1349, along with Carpathian Forest and Gorgoroth, was among the first Black Metal bands I tried to listen to. In retrospect, that might not have been the best idea. I might have opted for something a bit more accessible and subtle. 1349's brand of Black Metal is among the most intense in existence, giving Marduk and their numerous Norsecore imitators a real run for their money. Where 1349 surpasses those competitors, however, is in the quality of the musicianship.
This fact was not readily apparent to me when I was a Black Metal neophyte, but though I found 1349 a bit overwhelming at first, it would eventually become one of my favorite Black Metal outfits (and the only one I have managed to see live, for that matter). One of the keys to 1349's success is that the band makes the old Black Metal formula a bit more interesting by injecting elements of technical Death Metal into their songwriting. This is especially true on Hellfire, which the band released in 2005. 1349 intersplices the ubiquitous blast beats with breakdowns and time changes, all done with crisp precision, thanks to the talented drumming of Frost (on loan-out from Satyricon, his primary project).

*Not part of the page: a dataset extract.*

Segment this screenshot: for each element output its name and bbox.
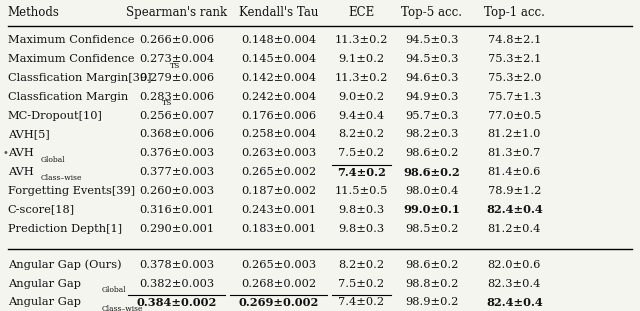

With Hellfire, 1349 launches a vicious, face-melting musical offensive and doesn't let up until the curtain falls. "To Rottendom" and "Sculptor of Flesh" are the strongest tracks on the album, though all the tracks have their strengths. Of interest is the title track which (not coincidentally) clocks in at thirteen minutes and forty nine seconds. By and large, Hellfire is an intense experience, but a rewarding one for the listener who is willing to tough it out.